Speaking to media here, Singh explained that hosting its own data and applications was cheaper than doing so to the cloud, which it tapped mainly for webcast and conferencing services. The bank’s operations were too large for it to yield much cost benefit from running on the cloud, he said, pointing to studies that determined economies of scale no longer made sense for environments with more than 3,000 virtual machines.
“We can create the same elasticity and auto provisioning in our own data centres,” he said. And while security was not a concern, he noted that data sovereignty was a key consideration and cloud vendors it engaged should own data centres in the country. It also needed to have unfettered access to run audits.
Oracle, too, recognises some enterprises’ need to comply with regulations related to data sovereignty and engage with vendors with local cloud data centres.

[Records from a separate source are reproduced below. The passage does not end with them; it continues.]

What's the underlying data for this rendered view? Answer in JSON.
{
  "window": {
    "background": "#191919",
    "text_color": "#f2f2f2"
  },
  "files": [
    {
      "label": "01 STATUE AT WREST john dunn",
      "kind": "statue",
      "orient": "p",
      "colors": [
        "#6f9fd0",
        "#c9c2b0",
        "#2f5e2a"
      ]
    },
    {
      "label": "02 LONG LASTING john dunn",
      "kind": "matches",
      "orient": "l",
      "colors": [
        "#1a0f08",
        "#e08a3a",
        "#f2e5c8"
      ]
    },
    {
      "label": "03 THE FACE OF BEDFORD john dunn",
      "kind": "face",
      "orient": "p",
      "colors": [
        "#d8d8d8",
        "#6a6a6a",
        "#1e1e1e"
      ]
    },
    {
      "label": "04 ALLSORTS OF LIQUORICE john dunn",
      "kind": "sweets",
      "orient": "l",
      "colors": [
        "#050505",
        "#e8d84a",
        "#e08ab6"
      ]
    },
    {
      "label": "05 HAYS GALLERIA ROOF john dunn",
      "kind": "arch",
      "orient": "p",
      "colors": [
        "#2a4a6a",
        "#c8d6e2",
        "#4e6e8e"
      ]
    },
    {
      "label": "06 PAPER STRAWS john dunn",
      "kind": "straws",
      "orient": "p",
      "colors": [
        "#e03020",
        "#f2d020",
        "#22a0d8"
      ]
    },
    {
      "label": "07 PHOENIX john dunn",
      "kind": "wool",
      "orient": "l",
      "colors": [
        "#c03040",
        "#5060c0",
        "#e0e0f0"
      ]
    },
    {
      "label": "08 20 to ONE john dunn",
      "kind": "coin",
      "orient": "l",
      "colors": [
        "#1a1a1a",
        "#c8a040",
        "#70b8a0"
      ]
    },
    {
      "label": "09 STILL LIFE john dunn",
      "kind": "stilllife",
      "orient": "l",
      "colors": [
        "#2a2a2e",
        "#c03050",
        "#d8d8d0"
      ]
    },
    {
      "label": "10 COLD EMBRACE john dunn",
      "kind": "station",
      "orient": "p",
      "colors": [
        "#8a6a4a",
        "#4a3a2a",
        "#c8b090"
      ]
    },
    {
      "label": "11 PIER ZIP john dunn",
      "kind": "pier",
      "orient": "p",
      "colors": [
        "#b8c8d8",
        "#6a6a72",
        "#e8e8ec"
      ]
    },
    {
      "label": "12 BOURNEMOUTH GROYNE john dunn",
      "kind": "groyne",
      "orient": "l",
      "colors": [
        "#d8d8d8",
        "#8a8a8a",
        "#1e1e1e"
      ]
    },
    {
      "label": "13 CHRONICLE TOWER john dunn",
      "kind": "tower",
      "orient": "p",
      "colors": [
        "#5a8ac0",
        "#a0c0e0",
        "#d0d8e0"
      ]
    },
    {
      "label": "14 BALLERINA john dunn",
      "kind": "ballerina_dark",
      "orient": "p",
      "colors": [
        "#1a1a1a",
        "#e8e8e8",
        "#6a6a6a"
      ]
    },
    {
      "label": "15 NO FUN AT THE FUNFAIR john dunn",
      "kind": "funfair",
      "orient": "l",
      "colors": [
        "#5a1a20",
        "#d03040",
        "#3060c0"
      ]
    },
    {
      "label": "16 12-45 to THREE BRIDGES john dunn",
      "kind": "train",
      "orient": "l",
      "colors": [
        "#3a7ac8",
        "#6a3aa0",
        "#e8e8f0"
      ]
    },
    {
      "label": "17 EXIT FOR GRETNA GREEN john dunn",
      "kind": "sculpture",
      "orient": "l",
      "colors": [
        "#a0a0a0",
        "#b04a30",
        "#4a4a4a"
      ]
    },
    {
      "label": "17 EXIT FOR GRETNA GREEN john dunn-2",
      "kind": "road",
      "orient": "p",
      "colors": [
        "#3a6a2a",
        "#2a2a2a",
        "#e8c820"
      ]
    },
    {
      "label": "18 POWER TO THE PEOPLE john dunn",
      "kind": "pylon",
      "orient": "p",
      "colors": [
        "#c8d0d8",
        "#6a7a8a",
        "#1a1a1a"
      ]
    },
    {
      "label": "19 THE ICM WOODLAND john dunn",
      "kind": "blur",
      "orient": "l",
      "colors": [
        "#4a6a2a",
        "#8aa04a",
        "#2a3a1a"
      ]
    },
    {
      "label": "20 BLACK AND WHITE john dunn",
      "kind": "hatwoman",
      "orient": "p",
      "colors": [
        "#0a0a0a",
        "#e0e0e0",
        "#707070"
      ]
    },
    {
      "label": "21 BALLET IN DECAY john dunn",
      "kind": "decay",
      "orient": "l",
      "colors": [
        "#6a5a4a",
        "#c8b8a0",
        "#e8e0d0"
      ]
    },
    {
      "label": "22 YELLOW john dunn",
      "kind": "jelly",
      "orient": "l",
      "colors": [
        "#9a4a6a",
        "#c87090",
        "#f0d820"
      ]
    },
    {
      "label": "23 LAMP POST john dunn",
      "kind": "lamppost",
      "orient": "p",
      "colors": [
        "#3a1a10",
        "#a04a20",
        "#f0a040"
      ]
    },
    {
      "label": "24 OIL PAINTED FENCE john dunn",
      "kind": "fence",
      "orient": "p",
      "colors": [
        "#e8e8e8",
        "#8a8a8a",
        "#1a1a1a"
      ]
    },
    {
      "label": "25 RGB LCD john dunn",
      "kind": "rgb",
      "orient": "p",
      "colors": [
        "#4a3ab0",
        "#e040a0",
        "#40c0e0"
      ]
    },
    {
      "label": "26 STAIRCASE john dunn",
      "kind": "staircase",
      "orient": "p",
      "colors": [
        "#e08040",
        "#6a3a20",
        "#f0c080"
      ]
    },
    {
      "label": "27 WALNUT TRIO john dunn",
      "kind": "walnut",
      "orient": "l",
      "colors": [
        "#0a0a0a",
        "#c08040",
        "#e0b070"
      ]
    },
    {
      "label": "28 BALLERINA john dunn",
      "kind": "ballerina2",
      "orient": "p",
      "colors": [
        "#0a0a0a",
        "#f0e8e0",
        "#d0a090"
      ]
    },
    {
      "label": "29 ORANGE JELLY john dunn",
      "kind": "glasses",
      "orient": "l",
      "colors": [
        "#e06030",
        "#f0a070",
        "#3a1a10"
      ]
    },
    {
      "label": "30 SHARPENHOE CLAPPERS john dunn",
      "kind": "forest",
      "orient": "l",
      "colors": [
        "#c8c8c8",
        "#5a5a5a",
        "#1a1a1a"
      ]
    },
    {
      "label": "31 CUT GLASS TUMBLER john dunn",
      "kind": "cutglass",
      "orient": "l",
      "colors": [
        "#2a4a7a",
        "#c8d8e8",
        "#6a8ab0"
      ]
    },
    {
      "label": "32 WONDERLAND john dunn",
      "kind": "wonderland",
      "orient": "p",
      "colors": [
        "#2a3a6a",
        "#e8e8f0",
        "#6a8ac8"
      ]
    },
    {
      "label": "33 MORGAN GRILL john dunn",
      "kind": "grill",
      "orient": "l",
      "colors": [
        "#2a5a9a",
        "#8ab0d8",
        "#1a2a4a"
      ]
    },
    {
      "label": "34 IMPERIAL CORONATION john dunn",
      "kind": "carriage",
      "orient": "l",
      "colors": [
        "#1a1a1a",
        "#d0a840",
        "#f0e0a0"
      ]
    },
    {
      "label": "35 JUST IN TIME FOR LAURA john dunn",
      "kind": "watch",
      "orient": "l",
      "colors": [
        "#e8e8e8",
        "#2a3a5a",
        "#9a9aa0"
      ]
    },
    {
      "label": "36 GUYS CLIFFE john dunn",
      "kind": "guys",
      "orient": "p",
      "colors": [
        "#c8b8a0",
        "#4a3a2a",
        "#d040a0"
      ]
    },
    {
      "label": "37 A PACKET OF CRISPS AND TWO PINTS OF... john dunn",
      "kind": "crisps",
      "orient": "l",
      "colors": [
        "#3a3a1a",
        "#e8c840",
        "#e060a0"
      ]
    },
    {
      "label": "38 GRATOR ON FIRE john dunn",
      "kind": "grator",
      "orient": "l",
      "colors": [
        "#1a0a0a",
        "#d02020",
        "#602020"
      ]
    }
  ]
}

However, like most vendors in the marketplace, it also grapples with the resources and efforts needed to set up and operate such facilities across multiple global locations, according to Oracle’s Asean regional managing director Cherian Varghese.
Speaking to reporters at the conference here, he stressed that the software vendor was not shying away from the challenge and already laid out plans to further expand its datacentre footprint in the region.
Oracle this week announced it was adding several new cloud regions by end-2019 including in Australia, Japan, South Korea, and India.
Varghese noted that enterprises also had the option to deploy Oracle’s Cloud at Customer, which would satisfy their regulatory requirements and maintain data sovereignty.
For other customers, he noted, connectivity would be routed to the nearest Oracle data centre. He added that the vendor’s benchmark studies involving its autonomous database determined there was no latency issues, even with connections between Asia and its Rochester facility in the US.
He said most customers had no issues hosting cloud data outside of their domestic market, adding that this requirement primarily was driven by data sovereignty and regulatory requirements.
Singh also underscored the need for open standards so systems from different vendors were able to interoperate and easily exchange data.
As for innovation that the bank was excited about, Singh highlighted the potential for blockchain to bring about better efficiencies and security for the industry. He said ICICI had joined a local consortium to deploy the technology to facilitate trade and remittance services.
The Trade Connect consortium currently comprises 14 Indian banks that account for half of the country’s trading volume and also includes Kotak Mahindra Bank, RBL Bank, and South Indian Bank. Built by local software vendor Infosys Finacle, the blockchain platform is in pilot and participating banks are hoping it will reduce the cost of information exchange–eliminating intermediary service fees–improve transparency, and speed up processing.
Digitisation also was a common theme across Asean markets, noted Varghese, where banks needed new tools to enable them to introduce new services to consumers and telcos were looking to do the same to stump falling ARPU (average revenue per user).
Governments in the region also were driving digital transformation to create smart cities, he said.
Based in Singapore, Eileen Yu reported for ZDNet from OpenWorld 2018 in San Francisco, USA, on the invitation of Oracle.